O zamanlar dogudaki macar köyünden bes dag arkadaki cerkez köyüne kadar interstari mac seyretme adina kovalayabilir iken , hani o iorfanin oynadigi ilk ve tek besiktas macini seyretme gayreti esnasinda o insanlarin kahvehanelerine girip cay icebilecek kadar özgür iken köyümde, yan odaya gitmek ya da yatagimdan kalkmak icin dahi belletmen adi verilen zibidilerden izin almak durumunda kaliyordum yeni sehrimde ve üstelik en önemlisi birden oluyordu bu degisim.. Cok günün sabahina devrimlerle uyanmisimdir geride kalan otuz yilin icerisinde ve her seyin fazlasi her zaman zarardi..
Önüme koyulan yemegin suyuna ekmegi banarak yerken saga sola dökmekten hic imtina etmez iken herhangi bir ekmek parcasi ile sulu yemegin sulu kisminin birlesmesi halinde kucuk capli ikazlardan anlamadigim kelimeler ile üzerime gelinmesine neden oluyordum ve ben gercekten anlamiyordum cok seyi Misal..

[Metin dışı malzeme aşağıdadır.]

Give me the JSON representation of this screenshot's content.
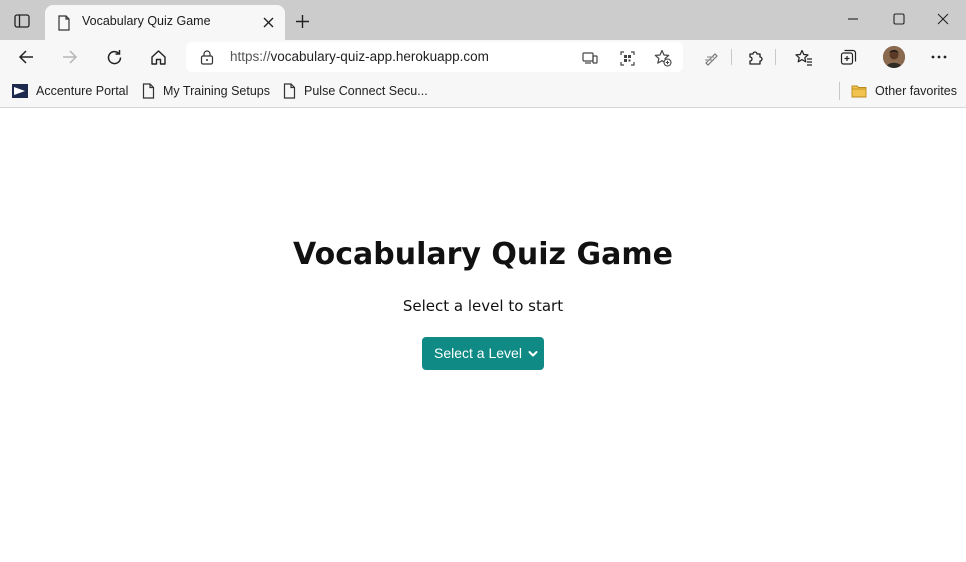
{
  "browser": {
    "tab": {
      "title": "Vocabulary Quiz Game"
    },
    "address_bar": {
      "protocol": "https://",
      "host": "vocabulary-quiz-app.herokuapp.com"
    },
    "favorites": [
      {
        "label": "Accenture Portal",
        "icon": "accenture-icon"
      },
      {
        "label": "My Training Setups",
        "icon": "page-icon"
      },
      {
        "label": "Pulse Connect Secu...",
        "icon": "page-icon"
      }
    ],
    "other_favorites": {
      "label": "Other favorites",
      "icon": "folder-icon"
    },
    "colors": {
      "titlebar": "#cccccc",
      "toolbar": "#f7f7f7",
      "folder": "#f3c44d"
    }
  },
  "page": {
    "heading": "Vocabulary Quiz Game",
    "subtitle": "Select a level to start",
    "level_select": {
      "selected": "Select a Level",
      "color": "#0f8a84"
    }
  }
}
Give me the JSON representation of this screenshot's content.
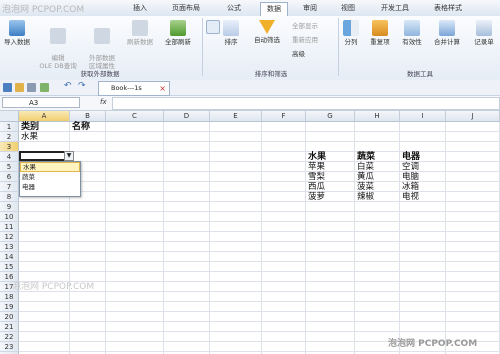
{
  "watermark": {
    "top": "泡泡网 PCPOP.COM",
    "bottom": "泡泡网 PCPOP.COM"
  },
  "ribbon_tabs": [
    {
      "label": "插入"
    },
    {
      "label": "页面布局"
    },
    {
      "label": "公式"
    },
    {
      "label": "数据"
    },
    {
      "label": "审阅"
    },
    {
      "label": "视图"
    },
    {
      "label": "开发工具"
    },
    {
      "label": "表格样式"
    }
  ],
  "ribbon": {
    "import_data": "导入数据",
    "edit_odbc": "编辑\nOLE DB查询",
    "external_data": "外部数据\n区域属性",
    "refresh_data": "刷新数据",
    "refresh_all": "全部刷新",
    "group_external": "获取外部数据",
    "sort": "排序",
    "auto_filter": "自动筛选",
    "show_all": "全部显示",
    "reapply": "重新应用",
    "advanced": "高级",
    "group_sort": "排序和筛选",
    "split": "分列",
    "duplicates": "重复项",
    "validity": "有效性",
    "consolidate": "合并计算",
    "record_list": "记录单",
    "group_tools": "数据工具"
  },
  "quick_access": {
    "doc_tab": "Book---1s"
  },
  "formula_bar": {
    "name_box": "A3",
    "fx": "fx"
  },
  "columns": [
    "A",
    "B",
    "C",
    "D",
    "E",
    "F",
    "G",
    "H",
    "I",
    "J"
  ],
  "rows": [
    "1",
    "2",
    "3",
    "4",
    "5",
    "6",
    "7",
    "8",
    "9",
    "10",
    "11",
    "12",
    "13",
    "14",
    "15",
    "16",
    "17",
    "18",
    "19",
    "20",
    "21",
    "22",
    "23",
    "24"
  ],
  "cells": {
    "A1": "类别",
    "B1": "名称",
    "A2": "水果",
    "G4": "水果",
    "H4": "蔬菜",
    "I4": "电器",
    "G5": "苹果",
    "H5": "白菜",
    "I5": "空调",
    "G6": "雪梨",
    "H6": "黄瓜",
    "I6": "电脑",
    "G7": "西瓜",
    "H7": "菠菜",
    "I7": "冰箱",
    "G8": "菠萝",
    "H8": "辣椒",
    "I8": "电视"
  },
  "dropdown_options": [
    "水果",
    "蔬菜",
    "电器"
  ]
}
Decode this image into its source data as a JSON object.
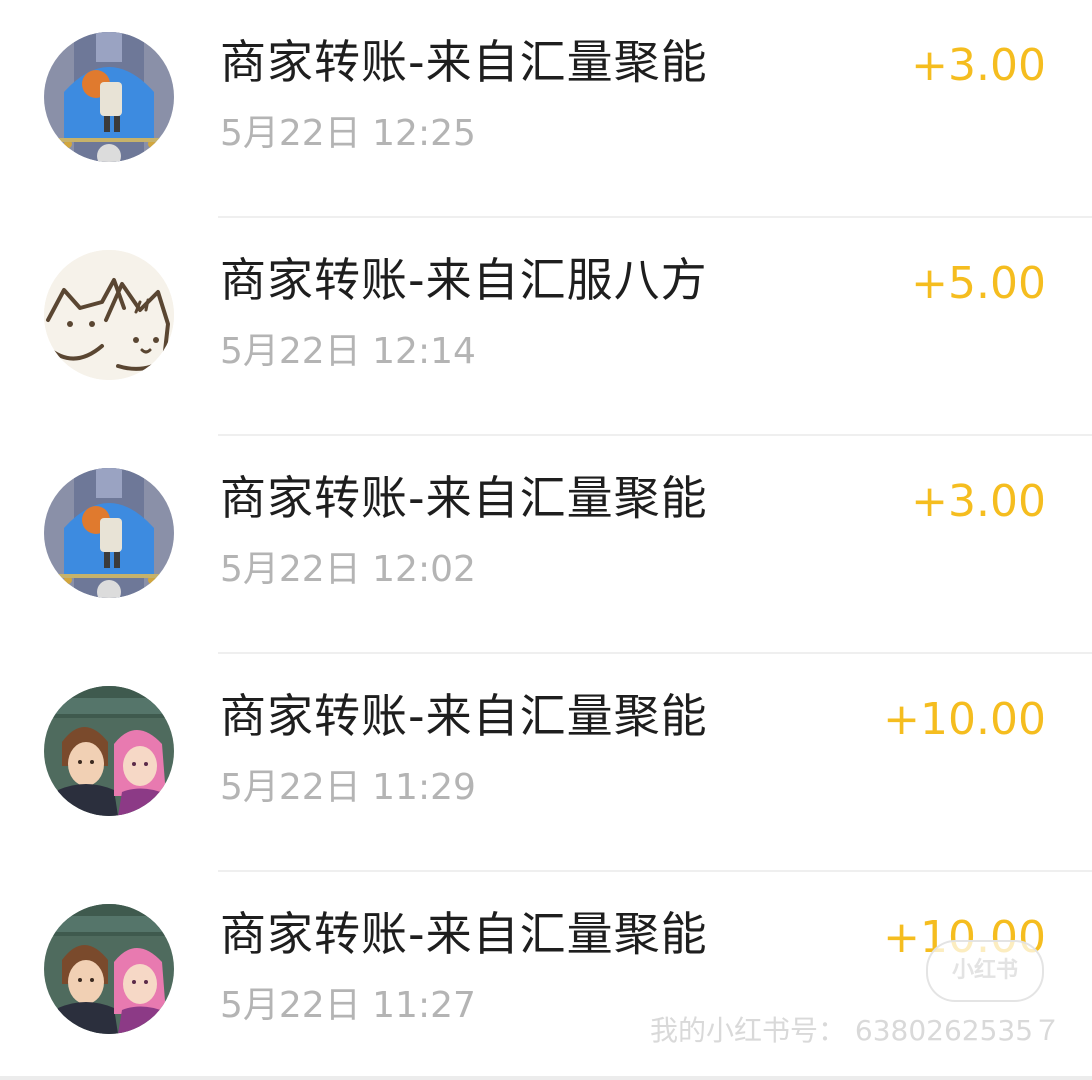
{
  "transactions": [
    {
      "title": "商家转账-来自汇量聚能",
      "time": "5月22日 12:25",
      "amount": "+3.00",
      "avatar": "game-character-avatar"
    },
    {
      "title": "商家转账-来自汇服八方",
      "time": "5月22日 12:14",
      "amount": "+5.00",
      "avatar": "cats-avatar"
    },
    {
      "title": "商家转账-来自汇量聚能",
      "time": "5月22日 12:02",
      "amount": "+3.00",
      "avatar": "game-character-avatar"
    },
    {
      "title": "商家转账-来自汇量聚能",
      "time": "5月22日 11:29",
      "amount": "+10.00",
      "avatar": "anime-couple-avatar"
    },
    {
      "title": "商家转账-来自汇量聚能",
      "time": "5月22日 11:27",
      "amount": "+10.00",
      "avatar": "anime-couple-avatar"
    }
  ],
  "watermark": {
    "badge": "小红书",
    "id_text": "我的小红书号： 6380262535７"
  },
  "colors": {
    "amount": "#f5bd1f",
    "title": "#1e1e1e",
    "time": "#b4b4b4",
    "divider": "#efefef"
  }
}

.."Ebeni sikeyim" diyene öyle bir kafa atiyordum ki okuldan atilmasam da bu yüzden cesitli garip psikolojik testlere sokuluyordum. Söylenilenlerin onda dokuzunu anlamadigim icin anlasamiyorduk da ruhsal dengemi arayan ruhsuz hekimlerle.. her aksam "ebem nerde ?" diye aglarken onlara babaannemin yoklugunun yarattigini hüznü de anlatamiyordum haliyle durduk yere neden dellendigimi de.. Ben ve Onlar iki baska türün evlatlariydik.. .. Daha sonra köyümdeki insanlar ile ben seklinde degisecekti bu ayrim ve ben ve digerlerine kadar gidecekti ki en kötüsü hic bitmeyecekti bu yasamin bir ucundan digerine dogru isik hiziyla gecisler..
Ilkokul yurdunda her saniyem programlanmis ve kontrol altinda iken yaklasik üc ay sonra gecis yapacagim yerde koca haftasonu yek basimiza kaliyorduk. Özgürlük ve Esaret daha dogrusu zit kutuplarin ayrimi bir sinif farki ile birbirlerinden ayriliyordu. Bir öyle iken birden tam zittinda buluyorduk kendimizi.. Daha dün aksamin güzel vaktinde yataga zorla sokulup gözlerimizin kapanip kapanmadigi kontrol edilirken birden gece yarisi esrarkeslerle muhabbet eder buluyorduk kendimizi.. Böyle bir gecis olur mu, böyle dengesizlik ?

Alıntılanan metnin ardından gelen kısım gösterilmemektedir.